Proj5 - GAN Photo Editing

Jia(Lena) Du

B & W:

Drew figures to explain the optimization process (in part1 and part2)
Experiment with high-res models of Grumpy Cat
Experiment with other dataset

Part 1: Inverting the Generator

In proj3 and proj4, we have learned that:

The Generator in GAN learns the features and can generate results that look like the training data from noise input.
The process of style transfer could be done by extracting the (high-dimensional) features with a network using style loss and content loss. The Neural Style Transfer does not really need to train a network.

Therefore, the idea to invert the Generator is to get the feature that the Generator has learned. When we give the Generator an image, the Generator can find the (high-dimensional) features corresponding to this input image.

Then, the process could be explained by the picture below:

part1

Where the blue arrows indicate the part of Generator training in the GAN training process, the red arrows indicate how we use an inverted Generator to extract features. Note that generator G is already trained when we invert it.

Considering the process of training a generator G, we know that

y = G (x)

where x is the input image, y is the generated image. x could be another image or random noise. The way we estimate the performance of G is to compare y with its label, which is the real image.

We know that there are features z extracted from x by G, and it is the key for G to generate y. Then, what if we want to get z given a real image r such that we could generate any r-like result with any x? The answer is inverting G.

We could consider the process of getting z as an optimization problem:

z^{*} = \arg min_{z} L (G (z), r)

where r is the real image.

Results:

The calculation of loss is

L = w_{L_{1}} * L_{1} + w_{perc} * L_{perc}

part 1.1 is comparing the result with different

w_{perc}

1.1 Compare perceptual loss weights:

latent space: z
model: Style GAN

We can observe that the result varies when the perceptual loss changes. The result with weight0.0001 and 0.1 is better in this case

1.2 Compare different models:

latent space: z
iteration number: 750

It is very obvious that the result using Style GAN has better quality, in terms of resolution, contrast, and color, although the result using Vanilla GAN also maintains the basic structure of the original image.

1.3 Compare latent spaces:

model: Style GAN
iteration number: 1000

With Style GAN, the results with 3 latent spaces are all good. But if we observe in detail, the results with latent space w and w+ have color better match the original image; the result with latent space w+ has the best accuracy of color and shape compared to the ones with z and w. However, the w+ has a lack of contrast, which could be considered caused by the mean operation.

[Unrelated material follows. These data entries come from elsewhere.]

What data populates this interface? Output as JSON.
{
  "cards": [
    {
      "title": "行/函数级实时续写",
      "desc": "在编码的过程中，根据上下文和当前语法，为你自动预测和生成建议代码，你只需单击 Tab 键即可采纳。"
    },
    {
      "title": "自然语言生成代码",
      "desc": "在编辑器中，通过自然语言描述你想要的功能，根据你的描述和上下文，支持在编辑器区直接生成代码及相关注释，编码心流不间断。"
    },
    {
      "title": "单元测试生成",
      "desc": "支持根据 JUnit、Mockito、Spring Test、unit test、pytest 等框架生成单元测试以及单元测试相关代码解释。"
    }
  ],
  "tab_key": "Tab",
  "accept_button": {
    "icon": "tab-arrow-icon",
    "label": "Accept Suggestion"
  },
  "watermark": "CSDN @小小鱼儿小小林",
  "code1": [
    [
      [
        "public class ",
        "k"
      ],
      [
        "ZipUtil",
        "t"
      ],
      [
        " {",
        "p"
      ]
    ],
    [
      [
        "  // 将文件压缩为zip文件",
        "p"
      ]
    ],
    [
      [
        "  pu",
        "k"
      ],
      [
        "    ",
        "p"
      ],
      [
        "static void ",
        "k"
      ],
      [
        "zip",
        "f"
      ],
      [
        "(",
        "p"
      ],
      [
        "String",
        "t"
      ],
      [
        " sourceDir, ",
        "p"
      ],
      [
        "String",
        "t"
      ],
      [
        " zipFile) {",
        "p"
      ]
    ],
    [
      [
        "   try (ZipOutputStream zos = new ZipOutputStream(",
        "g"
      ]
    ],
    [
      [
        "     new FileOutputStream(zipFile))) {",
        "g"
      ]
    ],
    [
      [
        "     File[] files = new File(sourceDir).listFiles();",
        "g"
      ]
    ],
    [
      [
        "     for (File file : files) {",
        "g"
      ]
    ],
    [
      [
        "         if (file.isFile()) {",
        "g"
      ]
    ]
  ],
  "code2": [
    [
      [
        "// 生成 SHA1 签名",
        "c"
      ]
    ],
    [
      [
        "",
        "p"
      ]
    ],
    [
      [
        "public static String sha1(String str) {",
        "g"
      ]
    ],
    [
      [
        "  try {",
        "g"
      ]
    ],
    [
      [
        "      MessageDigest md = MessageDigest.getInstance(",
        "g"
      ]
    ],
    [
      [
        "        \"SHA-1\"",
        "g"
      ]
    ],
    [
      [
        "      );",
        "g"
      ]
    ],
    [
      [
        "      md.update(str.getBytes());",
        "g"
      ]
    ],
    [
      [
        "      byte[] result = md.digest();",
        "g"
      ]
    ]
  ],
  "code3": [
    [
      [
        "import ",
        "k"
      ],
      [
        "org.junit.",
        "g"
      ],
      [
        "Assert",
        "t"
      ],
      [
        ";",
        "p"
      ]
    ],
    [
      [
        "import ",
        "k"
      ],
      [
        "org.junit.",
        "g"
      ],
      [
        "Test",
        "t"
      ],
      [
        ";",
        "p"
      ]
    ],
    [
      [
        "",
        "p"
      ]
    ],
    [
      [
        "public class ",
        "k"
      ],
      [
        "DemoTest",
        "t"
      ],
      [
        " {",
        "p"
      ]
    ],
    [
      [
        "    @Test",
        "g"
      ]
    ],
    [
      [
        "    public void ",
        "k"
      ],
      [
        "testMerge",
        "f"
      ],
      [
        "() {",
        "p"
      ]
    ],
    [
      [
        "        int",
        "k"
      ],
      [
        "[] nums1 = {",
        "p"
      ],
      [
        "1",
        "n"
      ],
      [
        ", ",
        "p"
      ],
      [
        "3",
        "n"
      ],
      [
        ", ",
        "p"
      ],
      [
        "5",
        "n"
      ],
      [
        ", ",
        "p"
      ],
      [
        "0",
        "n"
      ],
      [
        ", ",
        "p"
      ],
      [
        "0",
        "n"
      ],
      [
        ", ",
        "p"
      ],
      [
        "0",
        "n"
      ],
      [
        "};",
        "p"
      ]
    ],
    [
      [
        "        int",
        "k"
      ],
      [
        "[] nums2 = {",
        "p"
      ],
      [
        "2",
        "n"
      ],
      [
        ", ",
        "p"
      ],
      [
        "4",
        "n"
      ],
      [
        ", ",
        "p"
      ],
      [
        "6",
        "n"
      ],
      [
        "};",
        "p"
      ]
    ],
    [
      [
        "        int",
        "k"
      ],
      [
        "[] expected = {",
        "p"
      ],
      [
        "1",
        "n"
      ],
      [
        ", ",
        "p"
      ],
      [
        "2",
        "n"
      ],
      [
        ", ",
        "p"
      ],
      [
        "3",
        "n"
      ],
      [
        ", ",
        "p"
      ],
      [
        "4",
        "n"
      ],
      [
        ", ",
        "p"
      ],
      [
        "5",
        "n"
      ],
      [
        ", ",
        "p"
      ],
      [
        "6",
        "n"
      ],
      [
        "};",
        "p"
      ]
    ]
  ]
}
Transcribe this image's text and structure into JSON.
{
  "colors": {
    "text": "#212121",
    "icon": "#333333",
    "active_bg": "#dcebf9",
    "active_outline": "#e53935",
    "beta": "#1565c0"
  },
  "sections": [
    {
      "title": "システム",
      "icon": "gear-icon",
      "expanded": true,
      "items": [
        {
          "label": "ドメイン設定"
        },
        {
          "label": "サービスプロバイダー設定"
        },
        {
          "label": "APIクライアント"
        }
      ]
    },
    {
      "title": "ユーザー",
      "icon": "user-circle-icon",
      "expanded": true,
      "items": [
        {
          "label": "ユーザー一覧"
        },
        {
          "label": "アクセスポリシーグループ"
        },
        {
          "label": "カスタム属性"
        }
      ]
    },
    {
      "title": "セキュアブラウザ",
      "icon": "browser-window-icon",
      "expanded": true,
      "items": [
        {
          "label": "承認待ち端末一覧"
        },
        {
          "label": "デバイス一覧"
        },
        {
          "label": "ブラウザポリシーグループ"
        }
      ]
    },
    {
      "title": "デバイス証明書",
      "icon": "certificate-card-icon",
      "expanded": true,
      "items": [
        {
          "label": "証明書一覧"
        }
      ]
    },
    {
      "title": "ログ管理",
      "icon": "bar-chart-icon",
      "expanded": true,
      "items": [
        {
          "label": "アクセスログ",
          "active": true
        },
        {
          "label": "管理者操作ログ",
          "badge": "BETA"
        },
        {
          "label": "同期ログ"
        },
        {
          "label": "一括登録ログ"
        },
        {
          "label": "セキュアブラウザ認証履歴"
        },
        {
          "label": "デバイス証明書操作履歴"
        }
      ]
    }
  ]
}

Part 2: Interpolate your Cats

The process of interpolation is very intuitive, though I still made some figures to demonstrate it:

part2.1

The first step is to get the features of the 2 images which are going to be interpolated:

\begin{matrix} z_{1} = G^{- 1} ({Image}_{1}) \\ z_{2} = G^{- 1} ({Image}_{2}) \end{matrix}

Note that the process to get the feature of the image with a generated is implemented by optimization as mentioned in part1.

We obtain the features of the 2 images with 2 optimizations:

\begin{matrix} z_{1} = \arg min_{z_{1}} L (G (z_{1}), {Image}_{1}) \\ z_{2} = \arg min_{z_{2}} L (G (z_{2}), {Image}_{2}) \end{matrix}

Then we will use the general interpolation method, which is

z^{'} = θ_{1} z_{1} + θ_{2} z_{2}

For this case,

\begin{matrix} θ_{1} = θ \\ θ_{2} = 1 - θ \end{matrix}

Therefore,

z^{'} = θ z_{1} + (1 - θ) z_{2}

Then, we only need to generate the result with the combined feature z' by G:

part2.2

That is,

Combined Image = G (z^{'})

Results:

This transition not only shows the face transiting, but it also shows how the color is interpolated in the transition. It is very smooth.

The source and the destination images, in this case, are quite similar, thus the transition is harder to observe. However, if we compare the first frame with the last frame, we could find there is a clear difference and the transition is successful.

This case shows how a cat's face is moving far away, there is also a color transition during the process.

Part 3: Scribble to Image

Recall project 2 - Gradient Domain Fusion, the method we used to do image blending is optimization. To generate grumpy cats from scribble, we can also utilize this method, solving a soft-constrained optimization:

z^{*} = \arg min_{z} \sum_{i} | | f_{i} (G (z)) - v_{i} | |_{1}

Here the v_i is the pixel in the given sketch.

However, we need to use masks because we are only concerned with the area that has a stroke in the sketch, and we can also reduce the equation under this situation to:

z^{*} = \arg min_{z} | | M * f_{i} (G (z)) - M * S | |_{1}

where M is the mask and S is the sketch.

Results:

We can see the facing direction, the angle, and the shape of the mouth are well generated according to the sketch.

Bells & Whistles

- Experiment with high-res models

There are several sections that need to be adjusted for this experiment, here is an example of how to do the change:


xxxxxxxxxx
name.startswith('stylegan') # originally: name == 'stylegan'

The command line to run this experiment should include


xxxxxxxxxx
--model style256 --resolution 256


xxxxxxxxxx
--model style128 --resolution 128

We can observe that the results with latent space w have nice details, for example, the reflection in the eyes and the cat whiskers. The results with latent space w+ have less high-contrast detail but the color and shape of the reconstruction are very accurate. Comparably, the results with latent space z are less good.

- Experiment with other datasets

Since the generator G is trained with the grumpy cat dataset, whatever input using this Generator to do the optimization will obtain a result that is close to a grumpy cat :)

It is fun that we could transfer any cat image to a grumpy cat image. Yay!